Share
Pin it!
Google Plus

Data Sets

Univariate > Categorical    Bivariate > Categorical   
Univariate > Quantitative  Bivariate > Quantitative  Multivariate > Quantitative  

Data sets accessible through Data Analysis App or Spreadsheet App.

Univariate > Categorical

1. 2000 State Motorcycle Statistics 

Description: Number of motorcycle registrations, helmet requirements, and numbers of fatalities in 2000 by state.

Source: U.S. Federal Highway Administration

Uses: Compare fatality rate of states with helmet requirements to those in states without requirements; and construct a bar graph comparing the states.

 

2. Chicago White Sox 

Description: 1919 season batting averages and 1919 World Series batting averages for Chicago White Sox who had 10 or more at bats in the World Series game and if the player was accused of throwing the series.

Source: www.baseball-reference.com/postseason/1919_WS.shtml

Uses: Compute change in batting average and compare to whether or not player was accused of throwing Series; and construct a bar graph comparing the change in average and whether or not accused.

 

Univariate > Quantitative

1. 2000 State Motorcycle Statistics 

Description: Number of motorcycle registrations, helmet requirements, and number of fatalities in 2000.

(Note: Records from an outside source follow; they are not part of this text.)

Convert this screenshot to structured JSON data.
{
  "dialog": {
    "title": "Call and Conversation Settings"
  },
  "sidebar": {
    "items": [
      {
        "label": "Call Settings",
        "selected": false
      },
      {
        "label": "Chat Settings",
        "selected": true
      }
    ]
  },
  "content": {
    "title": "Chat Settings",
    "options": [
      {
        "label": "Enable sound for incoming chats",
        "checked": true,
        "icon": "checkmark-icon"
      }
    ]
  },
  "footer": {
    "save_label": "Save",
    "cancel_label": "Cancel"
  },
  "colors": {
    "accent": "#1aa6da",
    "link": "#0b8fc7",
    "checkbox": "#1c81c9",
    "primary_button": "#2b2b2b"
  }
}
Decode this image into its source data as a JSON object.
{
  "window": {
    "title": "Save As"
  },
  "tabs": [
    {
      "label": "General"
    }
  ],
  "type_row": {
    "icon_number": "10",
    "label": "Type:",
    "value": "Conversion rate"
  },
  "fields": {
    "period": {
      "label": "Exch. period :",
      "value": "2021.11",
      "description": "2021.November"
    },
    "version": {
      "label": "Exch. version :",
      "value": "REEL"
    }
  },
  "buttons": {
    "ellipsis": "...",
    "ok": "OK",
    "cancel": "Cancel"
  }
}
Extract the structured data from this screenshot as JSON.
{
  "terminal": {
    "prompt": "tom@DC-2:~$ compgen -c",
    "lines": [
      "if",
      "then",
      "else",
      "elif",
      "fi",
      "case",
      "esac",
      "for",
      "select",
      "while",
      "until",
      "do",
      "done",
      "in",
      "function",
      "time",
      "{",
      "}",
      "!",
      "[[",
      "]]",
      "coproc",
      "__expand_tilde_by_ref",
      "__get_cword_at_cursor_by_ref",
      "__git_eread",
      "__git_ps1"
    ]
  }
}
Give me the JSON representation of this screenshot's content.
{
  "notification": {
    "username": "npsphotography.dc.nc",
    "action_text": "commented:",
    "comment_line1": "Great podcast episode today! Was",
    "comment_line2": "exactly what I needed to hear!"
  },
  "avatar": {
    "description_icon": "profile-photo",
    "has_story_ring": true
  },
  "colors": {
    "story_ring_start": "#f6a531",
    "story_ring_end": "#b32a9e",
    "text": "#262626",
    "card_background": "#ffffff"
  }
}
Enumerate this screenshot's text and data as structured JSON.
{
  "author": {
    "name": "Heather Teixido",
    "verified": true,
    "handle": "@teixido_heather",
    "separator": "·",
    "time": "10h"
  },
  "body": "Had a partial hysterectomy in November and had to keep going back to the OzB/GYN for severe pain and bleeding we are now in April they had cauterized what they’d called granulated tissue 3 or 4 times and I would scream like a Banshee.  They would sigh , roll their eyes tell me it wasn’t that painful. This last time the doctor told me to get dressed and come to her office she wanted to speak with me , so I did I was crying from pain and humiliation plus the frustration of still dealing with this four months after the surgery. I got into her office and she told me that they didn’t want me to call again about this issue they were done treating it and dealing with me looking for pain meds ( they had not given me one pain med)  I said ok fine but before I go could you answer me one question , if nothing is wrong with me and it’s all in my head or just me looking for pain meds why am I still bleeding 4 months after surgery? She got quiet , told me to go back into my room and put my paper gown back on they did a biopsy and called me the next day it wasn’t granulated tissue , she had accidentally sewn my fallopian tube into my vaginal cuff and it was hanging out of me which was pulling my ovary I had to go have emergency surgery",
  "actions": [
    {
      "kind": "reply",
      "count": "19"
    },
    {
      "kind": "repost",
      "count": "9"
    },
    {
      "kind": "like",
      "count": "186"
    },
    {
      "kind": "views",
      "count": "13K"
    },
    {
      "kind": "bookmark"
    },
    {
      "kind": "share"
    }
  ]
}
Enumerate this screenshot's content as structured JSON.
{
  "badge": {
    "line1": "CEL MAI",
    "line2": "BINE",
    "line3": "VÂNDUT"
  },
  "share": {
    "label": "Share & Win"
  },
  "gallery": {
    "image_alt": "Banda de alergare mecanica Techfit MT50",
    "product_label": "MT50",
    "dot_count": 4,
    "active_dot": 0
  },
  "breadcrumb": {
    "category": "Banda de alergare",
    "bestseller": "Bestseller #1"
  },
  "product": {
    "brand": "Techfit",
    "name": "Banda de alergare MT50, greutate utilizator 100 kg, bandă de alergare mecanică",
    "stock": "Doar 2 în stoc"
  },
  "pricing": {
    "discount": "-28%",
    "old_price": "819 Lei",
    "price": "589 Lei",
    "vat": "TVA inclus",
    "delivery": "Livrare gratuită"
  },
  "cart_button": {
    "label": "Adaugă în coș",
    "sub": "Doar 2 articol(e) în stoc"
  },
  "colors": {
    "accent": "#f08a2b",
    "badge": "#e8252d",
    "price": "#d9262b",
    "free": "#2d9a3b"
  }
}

Source: U.S. Federal Highway Administration

Uses: Find a fatality rate; construct a box plot or histogram; identify outliers; estimate centers and spread; and identify skewed distributions.

 

2. Achievement Test Scores 

Description: Achievement test scores for all ninth graders in one high school.

Uses: Construct a histogram or box plot; identify a mound shaped distribution; estimate centers and spread; and investigate the percent of data within 1, 2, or 3 standard deviations from the mean.

 

3. Apartment Temperatures 

Description: Variation in an apartment temperature (in degrees F) with its thermostat set to 70 degrees Fahrenheit each day at noon.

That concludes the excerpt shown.